東京地判平成28年(ワ)10759【スクラブ石けんの製造方法】<佐藤>

 

*方法発明において、順序の限定がないと解釈された。⇒充足

 

*製造方法の使用を、証拠保全で立証した

 

*消滅時効の起算点は証拠保全の時

 

*進歩性、サポート要件、実施可能要件〇

<平成31年(行ケ)10060同旨>

 

 

(判旨抜粋)

 

【請求項1】 微粒火山灰に膨化処理を施した中空状のシラスバルーンを,界面活性剤を含有するアルカリ溶液に浸漬して,中空内部にアルカリ溶液を浸透させ,その後,アルカリ溶液に脂肪酸を添加することにより,前記シラスバルーンの外部において石けんを形成するとともに,中空内部にも石けんを形成するスクラブ石けんの製造方法

 

 

…被告らは,被告方法はシラスバルーンを界面活性剤を含有する水溶液に浸漬する方法であり,「アルカリ溶液に浸漬」していないから,構成要件1Bを充足しないと主張する。…しかし,構成要件1Bの文言は,その通常の意義に照らすと,シラスバルーンを「界面活性剤を含有するアルカリ溶液に浸漬」することにより,その「中空内部にアルカリ溶液を浸透」した状態にすることを意味すると解するのが自然である。…構成要件1Bには…添加の時点や順序に関する記載は存在しない…アルカリ溶液がシラスバルーンの内部に容易に浸入することができるのは,アルカリ溶液に界面活性剤を添加するからであると考えられ,シラスバルーンの投入時点でアルカリ溶液であるか,あるいは,シラスバルーンの投入後に水溶液にアルカリ剤を添加するかにより,その効果は左右されないというべきである。
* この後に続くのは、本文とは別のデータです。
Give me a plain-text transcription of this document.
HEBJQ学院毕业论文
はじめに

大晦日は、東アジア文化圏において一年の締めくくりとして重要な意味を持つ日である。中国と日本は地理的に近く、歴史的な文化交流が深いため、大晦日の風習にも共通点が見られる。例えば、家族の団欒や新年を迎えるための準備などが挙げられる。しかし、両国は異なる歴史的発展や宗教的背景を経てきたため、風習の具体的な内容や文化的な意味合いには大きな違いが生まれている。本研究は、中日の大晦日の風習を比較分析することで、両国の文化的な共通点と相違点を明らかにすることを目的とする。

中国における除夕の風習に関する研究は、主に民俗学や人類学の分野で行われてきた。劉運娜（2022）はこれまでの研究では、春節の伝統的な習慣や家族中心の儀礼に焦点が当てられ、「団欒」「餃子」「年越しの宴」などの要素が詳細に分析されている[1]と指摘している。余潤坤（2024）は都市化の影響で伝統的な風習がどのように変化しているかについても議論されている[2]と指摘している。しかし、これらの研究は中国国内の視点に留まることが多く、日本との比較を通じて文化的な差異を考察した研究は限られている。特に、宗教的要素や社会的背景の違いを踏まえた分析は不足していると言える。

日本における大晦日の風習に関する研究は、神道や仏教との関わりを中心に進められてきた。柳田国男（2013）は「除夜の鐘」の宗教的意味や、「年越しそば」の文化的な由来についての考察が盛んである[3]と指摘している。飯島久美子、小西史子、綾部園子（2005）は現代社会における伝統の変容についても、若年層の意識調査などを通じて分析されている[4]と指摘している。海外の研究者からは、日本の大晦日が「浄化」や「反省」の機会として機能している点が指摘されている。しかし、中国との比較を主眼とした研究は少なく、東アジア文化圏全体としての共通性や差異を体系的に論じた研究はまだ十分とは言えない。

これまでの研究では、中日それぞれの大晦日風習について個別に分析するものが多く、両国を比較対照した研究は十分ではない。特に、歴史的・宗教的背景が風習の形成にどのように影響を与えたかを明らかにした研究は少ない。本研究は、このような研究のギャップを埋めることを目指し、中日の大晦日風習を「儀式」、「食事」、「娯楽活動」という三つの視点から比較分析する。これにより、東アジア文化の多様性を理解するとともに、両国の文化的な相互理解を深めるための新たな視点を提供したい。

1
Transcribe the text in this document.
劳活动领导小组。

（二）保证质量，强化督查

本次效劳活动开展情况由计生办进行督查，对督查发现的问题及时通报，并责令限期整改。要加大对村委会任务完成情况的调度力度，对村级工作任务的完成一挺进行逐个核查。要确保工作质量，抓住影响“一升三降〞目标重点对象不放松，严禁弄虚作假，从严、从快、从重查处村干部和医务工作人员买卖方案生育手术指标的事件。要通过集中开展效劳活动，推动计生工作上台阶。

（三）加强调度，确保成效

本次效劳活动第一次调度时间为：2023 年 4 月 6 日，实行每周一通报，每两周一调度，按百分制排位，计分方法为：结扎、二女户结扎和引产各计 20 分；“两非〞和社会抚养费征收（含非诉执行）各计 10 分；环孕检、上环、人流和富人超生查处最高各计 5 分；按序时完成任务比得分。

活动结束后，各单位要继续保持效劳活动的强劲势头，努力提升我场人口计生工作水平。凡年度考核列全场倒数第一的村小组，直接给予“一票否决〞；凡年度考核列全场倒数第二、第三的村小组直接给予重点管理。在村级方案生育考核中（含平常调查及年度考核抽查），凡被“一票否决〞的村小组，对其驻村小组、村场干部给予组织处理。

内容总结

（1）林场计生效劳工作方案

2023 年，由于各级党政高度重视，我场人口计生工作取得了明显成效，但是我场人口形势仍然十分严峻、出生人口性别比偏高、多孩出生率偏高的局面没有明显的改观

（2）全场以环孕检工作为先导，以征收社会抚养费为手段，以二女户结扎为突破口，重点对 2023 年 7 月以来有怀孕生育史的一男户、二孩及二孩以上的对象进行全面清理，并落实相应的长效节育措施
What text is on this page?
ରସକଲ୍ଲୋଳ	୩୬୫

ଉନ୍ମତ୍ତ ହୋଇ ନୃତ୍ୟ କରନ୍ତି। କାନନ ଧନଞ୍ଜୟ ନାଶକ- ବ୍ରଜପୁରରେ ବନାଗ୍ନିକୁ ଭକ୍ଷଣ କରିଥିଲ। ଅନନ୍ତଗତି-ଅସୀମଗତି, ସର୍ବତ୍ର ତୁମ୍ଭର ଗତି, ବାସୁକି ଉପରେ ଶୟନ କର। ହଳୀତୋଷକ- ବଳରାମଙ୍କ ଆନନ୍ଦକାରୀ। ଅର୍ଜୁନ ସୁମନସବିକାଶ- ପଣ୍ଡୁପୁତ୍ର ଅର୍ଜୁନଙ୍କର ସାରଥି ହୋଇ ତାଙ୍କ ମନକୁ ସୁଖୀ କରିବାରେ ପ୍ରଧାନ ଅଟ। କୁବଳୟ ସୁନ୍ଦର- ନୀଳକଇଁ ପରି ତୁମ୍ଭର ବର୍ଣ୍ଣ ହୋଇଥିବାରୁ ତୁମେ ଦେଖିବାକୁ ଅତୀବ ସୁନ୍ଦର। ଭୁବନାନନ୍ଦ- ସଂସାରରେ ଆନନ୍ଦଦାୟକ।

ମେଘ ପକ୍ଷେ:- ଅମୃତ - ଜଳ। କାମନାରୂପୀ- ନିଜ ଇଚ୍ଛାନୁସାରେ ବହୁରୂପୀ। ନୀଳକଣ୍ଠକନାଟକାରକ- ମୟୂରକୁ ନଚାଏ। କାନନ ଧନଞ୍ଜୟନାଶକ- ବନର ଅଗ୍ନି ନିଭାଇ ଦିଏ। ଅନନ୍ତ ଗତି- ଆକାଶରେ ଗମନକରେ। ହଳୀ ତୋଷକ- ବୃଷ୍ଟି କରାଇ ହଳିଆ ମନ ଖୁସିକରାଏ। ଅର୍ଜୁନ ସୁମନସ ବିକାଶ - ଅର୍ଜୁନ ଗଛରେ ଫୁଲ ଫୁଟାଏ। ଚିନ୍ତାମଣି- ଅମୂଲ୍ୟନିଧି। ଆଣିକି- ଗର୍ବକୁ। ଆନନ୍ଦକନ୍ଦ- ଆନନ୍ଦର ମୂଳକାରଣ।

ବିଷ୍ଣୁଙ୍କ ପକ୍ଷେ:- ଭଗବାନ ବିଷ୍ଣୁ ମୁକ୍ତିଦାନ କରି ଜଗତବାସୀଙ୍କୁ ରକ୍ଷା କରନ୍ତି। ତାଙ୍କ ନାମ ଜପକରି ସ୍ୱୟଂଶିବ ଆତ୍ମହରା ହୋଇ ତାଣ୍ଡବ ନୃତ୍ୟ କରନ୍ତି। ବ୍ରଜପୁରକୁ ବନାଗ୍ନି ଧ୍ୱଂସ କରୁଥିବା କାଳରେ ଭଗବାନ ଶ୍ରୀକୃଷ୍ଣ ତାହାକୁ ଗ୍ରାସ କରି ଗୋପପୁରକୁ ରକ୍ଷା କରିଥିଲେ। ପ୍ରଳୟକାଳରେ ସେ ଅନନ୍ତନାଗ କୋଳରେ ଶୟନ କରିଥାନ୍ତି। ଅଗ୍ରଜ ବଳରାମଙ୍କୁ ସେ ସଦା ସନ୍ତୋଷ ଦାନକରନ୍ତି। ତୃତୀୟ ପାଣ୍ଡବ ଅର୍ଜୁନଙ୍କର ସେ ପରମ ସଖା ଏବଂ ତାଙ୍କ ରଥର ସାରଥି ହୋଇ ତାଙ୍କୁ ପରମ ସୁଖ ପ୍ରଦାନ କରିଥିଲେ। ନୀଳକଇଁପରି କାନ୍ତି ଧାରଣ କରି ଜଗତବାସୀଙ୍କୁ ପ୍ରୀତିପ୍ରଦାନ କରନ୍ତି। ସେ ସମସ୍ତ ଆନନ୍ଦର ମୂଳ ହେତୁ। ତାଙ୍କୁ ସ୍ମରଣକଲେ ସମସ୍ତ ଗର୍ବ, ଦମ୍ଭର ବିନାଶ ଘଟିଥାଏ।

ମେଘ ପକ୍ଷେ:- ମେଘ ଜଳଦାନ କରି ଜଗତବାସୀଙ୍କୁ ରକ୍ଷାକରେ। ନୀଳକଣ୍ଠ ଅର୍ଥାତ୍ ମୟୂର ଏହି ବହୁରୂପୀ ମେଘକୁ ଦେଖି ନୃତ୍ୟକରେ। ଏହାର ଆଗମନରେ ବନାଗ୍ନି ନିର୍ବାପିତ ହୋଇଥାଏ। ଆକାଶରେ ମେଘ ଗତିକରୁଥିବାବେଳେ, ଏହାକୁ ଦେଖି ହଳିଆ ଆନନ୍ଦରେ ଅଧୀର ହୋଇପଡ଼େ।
…以上のとおり,構成要件1Bの文言の通常の意味及び本件明細書等1の記載に照らすと,「界面活性剤を含有するアルカリ溶液に浸漬して,中空内部にアルカリ溶液を浸透させ,」とは,シラスバルーンを「界面活性剤を含有するアルカリ溶液に浸漬」することにより,シラスバルーンの「中空内部にアルカリ溶液を浸透」した状態とすることを意味すると解釈するのが相当である。

 

https://www.courts.go.jp/app/files/hanrei_jp/179/089179_hanrei.pdf

 

※本稿の内容は,一般的な情報を提供するものであり,法律上の助言を含みません。